The BDS campaign is right to demand that not only goods, but also the ‘soft power’ of the Zionist state—Israeli theatre companies, exhibitions, bands and academics are boycotted. Where there are questions about whether to endorse a pro-Palestinian artist or academic, the Palestine solidarity movement can come together with the trade union movement to decide whether to give them a pass.
The ruling class in Israel, the US and the UK hates the boycott because it raises consciousness of the Palestinians’ oppression, and can damage links and support for Israel if it reaches a sufficient scale. If it really had no effect, the Tories wouldn’t be constantly trying to ban it.
But a myth circulates in the boycott movement about the role it played in South Africa. The final crisis of the Apartheid regime was brought about by the explosive class struggle of the workers and poor: the township revolts and the mass strikes of the Cosatu trade union federation. Collective action by the Palestinian workers and farmers will be the decisive force in their own liberation.
But international solidarity is a vital ally. It helps to break down some of the obstacles in the way of their struggle and promote the struggle against exploitation and oppression in the imperialist states. In the Arab countries solidarity with the Palestinians takes the form of a struggle against the western backed dictatorships who hate and fear the Palestinian cause because it is an inspiration to their own people’s fight for freedom.
Mass action
To sustain and deepen a mass movement against Israel’s war, we need to organise. Action committees elected at meetings of activists, drawing from all those organisations that support the Palestinian cause can coordinate the campaign, drawing in communities, campuses and the labour movement.
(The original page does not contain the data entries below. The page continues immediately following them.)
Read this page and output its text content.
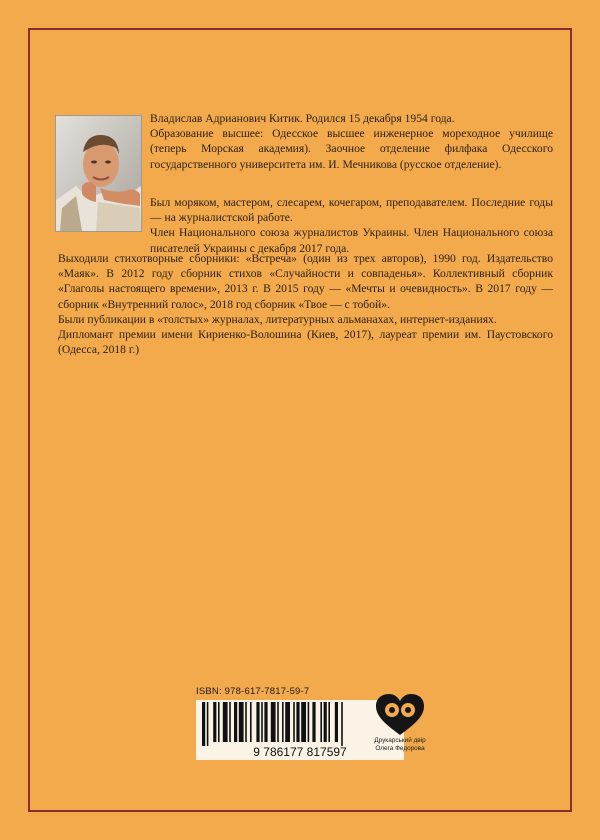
Владислав Адрианович Китик. Родился 15 декабря 1954 года.

Образование высшее: Одесское высшее инженерное мореходное училище (теперь Морская академия). Заочное отделение филфака Одесского государственного университета им. И. Мечникова (русское отделение).

Был моряком, мастером, слесарем, кочегаром, преподавателем. Последние годы — на журналистской работе.

Член Национального союза журналистов Украины. Член Национального союза писателей Украины с декабря 2017 года.

Выходили стихотворные сборники: «Встреча» (один из трех авторов), 1990 год. Издательство «Маяк». В 2012 году сборник стихов «Случайности и совпаденья». Коллективный сборник «Глаголы настоящего времени», 2013 г. В 2015 году — «Мечты и очевидность». В 2017 году — сборник «Внутренний голос», 2018 год сборник «Твое — с тобой».

Были публикации в «толстых» журналах, литературных альманахах, интернет-изданиях.

Дипломант премии имени Кириенко-Волошина (Киев, 2017), лауреат премии им. Паустовского (Одесса, 2018 г.)

ISBN: 978-617-7817-59-7
9 786177 817597
Друкарський двір
Олега Федорова
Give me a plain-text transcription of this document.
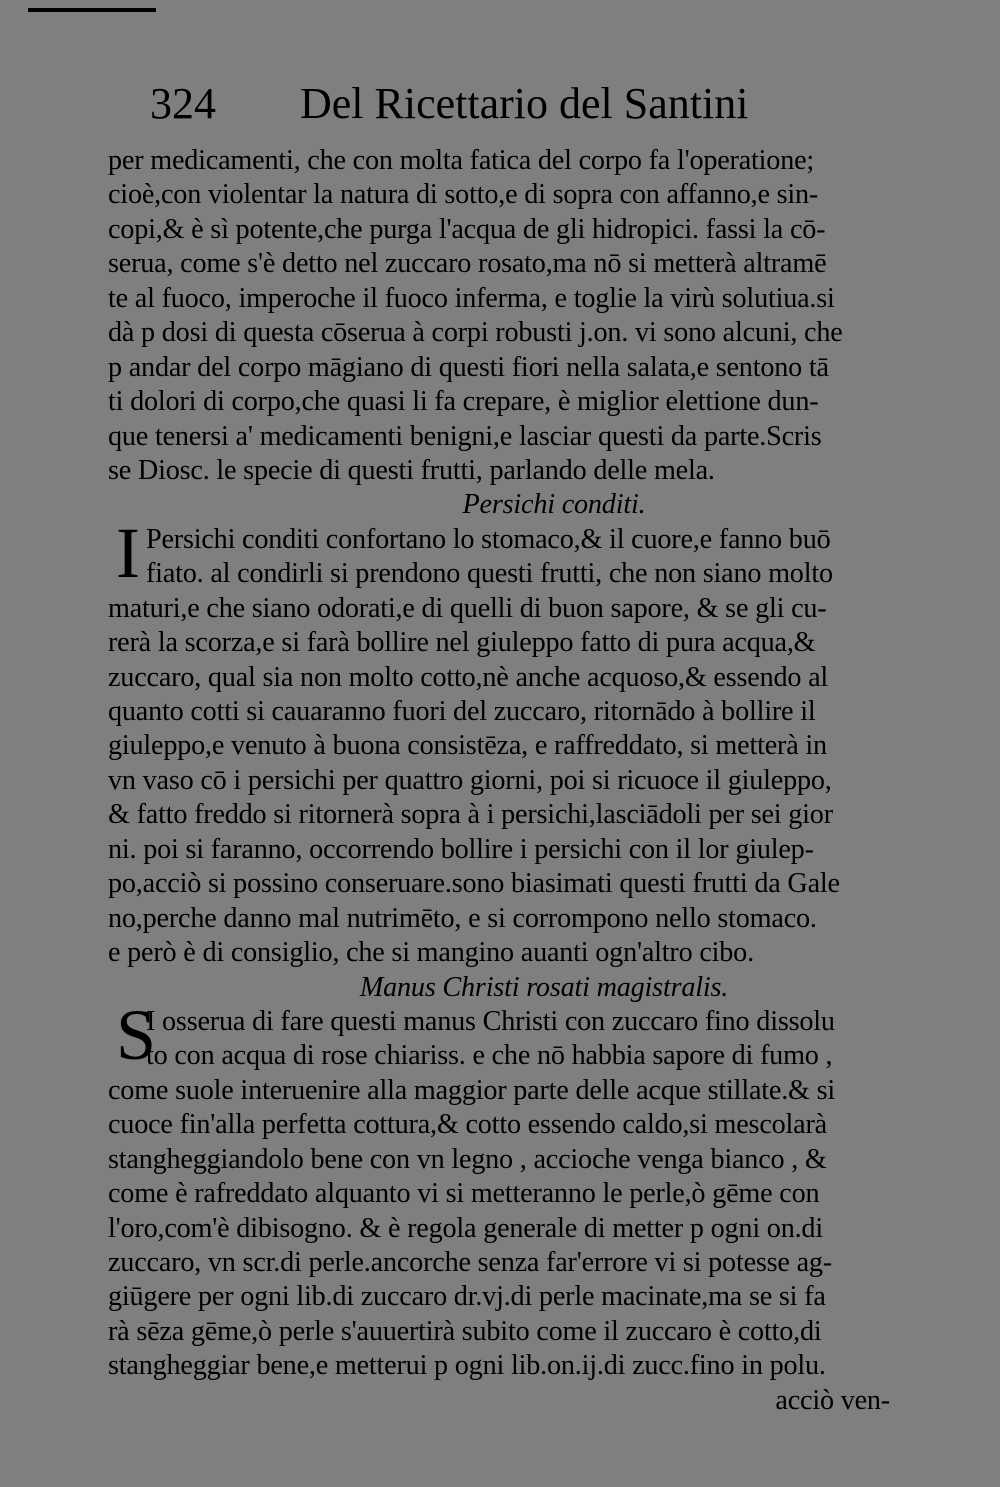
324 Del Ricettario del Santini
per medicamenti, che con molta fatica del corpo fa l'operatione;
cioè,con violentar la natura di sotto,e di sopra con affanno,e sin-
copi,& è sì potente,che purga l'acqua de gli hidropici. fassi la cō-
serua, come s'è detto nel zuccaro rosato,ma nō si metterà altramē
te al fuoco, imperoche il fuoco inferma, e toglie la virù solutiua.si
dà p dosi di questa cōserua à corpi robusti j.on. vi sono alcuni, che
p andar del corpo māgiano di questi fiori nella salata,e sentono tā
ti dolori di corpo,che quasi li fa crepare, è miglior elettione dun-
que tenersi a' medicamenti benigni,e lasciar questi da parte.Scris
se Diosc. le specie di questi frutti, parlando delle mela.
Persichi conditi.
I Persichi conditi confortano lo stomaco,& il cuore,e fanno buō
fiato. al condirli si prendono questi frutti, che non siano molto
maturi,e che siano odorati,e di quelli di buon sapore, & se gli cu-
rerà la scorza,e si farà bollire nel giuleppo fatto di pura acqua,&
zuccaro, qual sia non molto cotto,nè anche acquoso,& essendo al
quanto cotti si cauaranno fuori del zuccaro, ritornādo à bollire il
giuleppo,e venuto à buona consistēza, e raffreddato, si metterà in
vn vaso cō i persichi per quattro giorni, poi si ricuoce il giuleppo,
& fatto freddo si ritornerà sopra à i persichi,lasciādoli per sei gior
ni. poi si faranno, occorrendo bollire i persichi con il lor giulep-
po,acciò si possino conseruare.sono biasimati questi frutti da Gale
no,perche danno mal nutrimēto, e si corrompono nello stomaco.
e però è di consiglio, che si mangino auanti ogn'altro cibo.
Manus Christi rosati magistralis.
S
I osserua di fare questi manus Christi con zuccaro fino dissolu
to con acqua di rose chiariss. e che nō habbia sapore di fumo ,
come suole interuenire alla maggior parte delle acque stillate.& si
cuoce fin'alla perfetta cottura,& cotto essendo caldo,si mescolarà
stangheggiandolo bene con vn legno , accioche venga bianco , &
come è rafreddato alquanto vi si metteranno le perle,ò gēme con
l'oro,com'è dibisogno. & è regola generale di metter p ogni on.di
zuccaro, vn scr.di perle.ancorche senza far'errore vi si potesse ag-
giūgere per ogni lib.di zuccaro dr.vj.di perle macinate,ma se si fa
rà sēza gēme,ò perle s'auuertirà subito come il zuccaro è cotto,di
stangheggiar bene,e metterui p ogni lib.on.ij.di zucc.fino in polu.
acciò ven-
We need to take the argument for the boycott to trade unions and Labour party branches. This can win workers’ support and help break Starmer’s party from its pro-Zionist stance. Pressure from below has already forced the Manchester and London mayors to break his ban on calling for a ceasefire.
In the universities, students should agitate and protest, oppose bans on pro-Palestine meetings, and challenge university investment policies.
Students, trade unions and the wider solidarity movement must urgently oppose the increasing state repression of our movement. We need a national defence campaign for all those victimised for standing with Palestine, like University of Manchester Friends of Palestine’s Society President, Dana Abuqamar whose visa has been revoked by the government.
Demonstrations, sit-ins, and pickets show that the people stand with Palestine and reject our rulers’ ‘unconditional support’ for Israel’s crimes. But millions marching couldn’t stop the Iraq war and on their own they won’t stop Israel.
The decisive lever that can break Britain’s vital support for the Zionist occupation and war is workers’ action to impose the boycott. Already dock workers in South Africa, the US, Tunisia and Italy are refusing to handle military and other cargo bound for Italy. So have three major trade unions in Belgium. This is the example to follow.